To save everyone from the onset of the winter blues, CNS thought that we’d remind you of a greener, brighter day from the summer when tank tops weren’t just for masochists and people could complain about too much sun and still be taken seriously.

On June 22, after more than few rain delays, 16 men and women came out to Sorrows End to get a day of rope climbing in without the hassle of lugging gear and setting anchors. Michelle Lloyd and a host of volunteers put on CNS Top Rope day to provide a safe, welcoming setting for people new (and old) to the sport of rope climbing to come out and try their hand at the fantastic cracks and face climbs at Sorrows End. Volunteers provided demonstrations on rope management, belay techniques and general safety awareness throughout the day to help everyone climb as safely as possible.

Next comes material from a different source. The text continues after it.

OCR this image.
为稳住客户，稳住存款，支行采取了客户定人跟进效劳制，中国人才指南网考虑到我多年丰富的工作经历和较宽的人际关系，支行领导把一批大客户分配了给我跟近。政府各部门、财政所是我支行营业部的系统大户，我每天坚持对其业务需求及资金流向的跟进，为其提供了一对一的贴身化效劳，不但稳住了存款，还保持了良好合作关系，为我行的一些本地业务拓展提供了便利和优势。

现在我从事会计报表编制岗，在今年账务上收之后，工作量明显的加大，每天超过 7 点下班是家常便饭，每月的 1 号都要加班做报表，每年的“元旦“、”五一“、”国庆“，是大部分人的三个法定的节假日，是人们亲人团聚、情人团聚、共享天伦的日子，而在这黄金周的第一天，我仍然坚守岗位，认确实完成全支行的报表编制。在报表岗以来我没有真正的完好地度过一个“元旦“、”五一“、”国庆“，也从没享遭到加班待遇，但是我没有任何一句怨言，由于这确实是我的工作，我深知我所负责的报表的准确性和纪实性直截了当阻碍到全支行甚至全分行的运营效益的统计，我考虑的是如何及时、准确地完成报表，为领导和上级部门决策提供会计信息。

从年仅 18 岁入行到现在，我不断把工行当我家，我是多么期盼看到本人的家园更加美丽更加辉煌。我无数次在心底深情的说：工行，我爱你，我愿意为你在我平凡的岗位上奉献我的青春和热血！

Sorrow's TR Day 2013, photo by Kerrie

Sorrow’s TR Day 2013, photo by Kerrie

The day was a rousing success. Everyone involved had a great time and the more experienced climbers had the pleasure of helping one of the participants get on their first ever climb on real rock, which is always fun to watch as it reminds the rest of us about why we were so excited to climb in the first place. Its experiences like these that help solidify Climb Nova Scotia’s reputation as being welcoming and inclusive to climbers of all experience levels.

Thanks again to Michelle Lloyd, all of the other volunteers and most importantly all of the climbers that came out and made it such a successful event!